- Some people are kind, polite, and sweet-spirited until you try to get into their pews or their favorite church parking spot.
- Many folks want to serve God, but only as advisers.
- It is easier to preach ten sermons than it is to live one.
- We were called to be witnesses, not lawyers.
- When you get to your wit's end, you'll find God lives there.
- People are funny. They want the front of the bus, middle of the road, and the back of the church.
- Opportunity may knock once, but temptation bangs on your door for years.
- Quit griping about your church; if it was perfect, you couldn't belong.
- The phrase that is guaranteed to wake up an audience: "And in conclusion."
- If the church wants a better pastor, it only needs to pray for the one it has.
- Not only are the sins of the fathers visited upon the children, but nowadays the sins of the children are visited upon the fathers.

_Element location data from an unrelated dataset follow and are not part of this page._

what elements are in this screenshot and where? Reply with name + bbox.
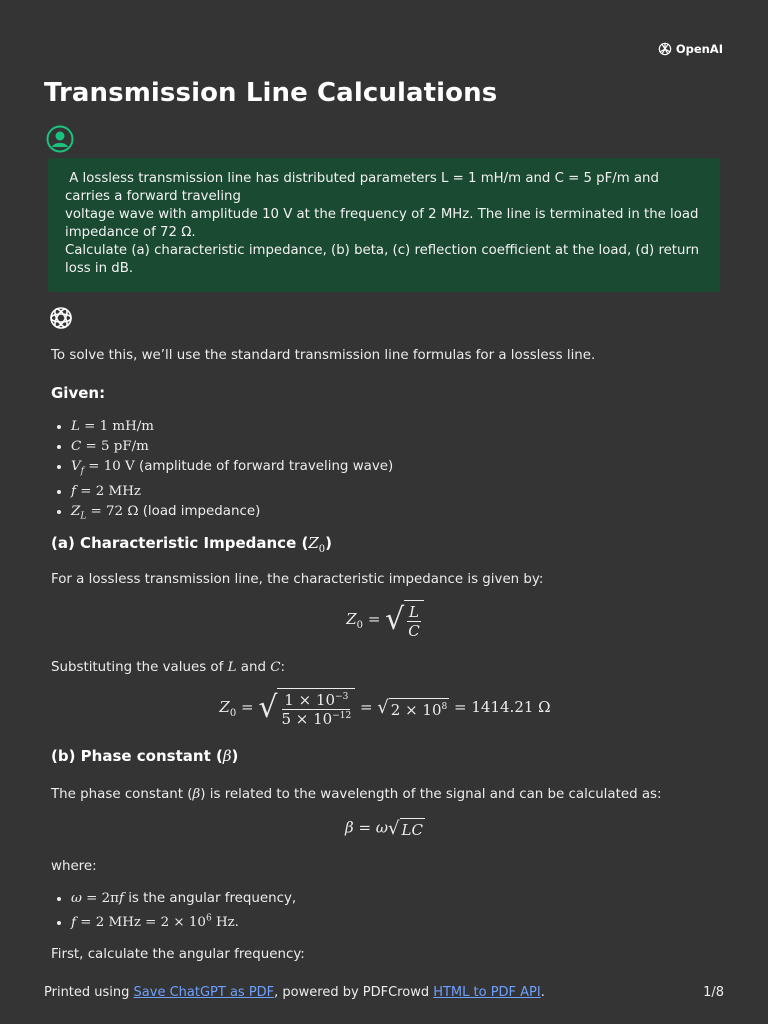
z0-result: 1414.21 Ω — [471, 698, 551, 716]
page-number: 1/8 — [703, 985, 724, 1000]
print-footer: Printed using Save ChatGPT as PDF, powered by PDFCrowd HTML to PDF API. — [44, 985, 545, 1000]
list-item: • f = 2 MHz — [71, 482, 393, 502]
save-chatgpt-pdf-link[interactable]: Save ChatGPT as PDF — [133, 985, 275, 1000]
section-a-text: For a lossless transmission line, the characteristic impedance is given by: — [51, 572, 544, 587]
list-item: • ω = 2πf is the angular frequency, — [71, 889, 296, 909]
given-list — [51, 417, 393, 526]
openai-logo-icon — [657, 41, 673, 57]
chatgpt-icon — [47, 304, 75, 332]
user-avatar-icon — [46, 125, 74, 153]
page-title: Transmission Line Calculations — [44, 78, 498, 108]
prompt-line: A lossless transmission line has distributed parameters L = 1 mH/m and C = 5 pF/m and carries a forward traveling — [65, 171, 664, 204]
substituting-text: Substituting the values of L and C: — [51, 660, 285, 675]
section-a-heading: (a) Characteristic Impedance $(Z_0)$ — [51, 534, 332, 555]
equation-z0-calc: $Z_0$ = √ $\frac{1 \times 10^{-3}}{5 \times 10^{-12}}$ = √ $2 \times 10^8$ = 1414.21 Ω — [219, 690, 551, 728]
prompt-line: voltage wave with amplitude 10 V at the frequency of 2 MHz. The line is terminated in the load impedance of 72 Ω. — [65, 207, 703, 240]
list-item: • $V_f = 10$ V (amplitude of forward traveling wave) — [71, 457, 393, 482]
equation-z0: $Z_0$ = √ $\frac{L}{C}$ — [51, 600, 719, 640]
first-calc-text: First, calculate the angular frequency: — [51, 947, 305, 962]
intro-text: To solve this, we’ll use the standard transmission line formulas for a lossless line. — [51, 348, 596, 363]
given-heading: Given: — [51, 384, 106, 402]
brand-logo — [657, 41, 723, 57]
html-to-pdf-api-link[interactable]: HTML to PDF API — [433, 985, 541, 1000]
section-b-heading: (b) Phase constant (β) — [51, 747, 239, 765]
equation-beta: β = ω √ LC — [345, 817, 423, 839]
brand-name: OpenAI — [675, 42, 723, 56]
prompt-line: Calculate (a) characteristic impedance, (b) beta, (c) reflection coefficient at the load, (d) return loss in dB. — [65, 243, 704, 276]
user-prompt — [48, 158, 720, 292]
list-item: • C = 5 pF/m — [71, 437, 393, 457]
list-item: • L = 1 mH/m — [71, 417, 393, 437]
where-text: where: — [51, 859, 97, 874]
list-item: • f = 2 MHz = $2 \times 10^6$ Hz. — [71, 909, 296, 933]
where-list — [51, 889, 296, 933]
list-item: • $Z_L = 72$ Ω (load impedance) — [71, 502, 393, 527]
section-b-text: The phase constant (β) is related to the wavelength of the signal and can be calculated as: — [51, 787, 662, 802]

- God Himself does not propose to judge a man till he s dead So why should you?
- To make a long story short, don't tell it.
- If your left hand doesn't know what your right one is doing, you should consider running for a job in Washington.
- Some minds are like concrete, thoroughly mixed up and permanently set.
- I don't know why some people change churches. What difference does it make which one you stay home from?
- A lot of church members are singing "Standing on the Promises" while they are just sitting on the premises.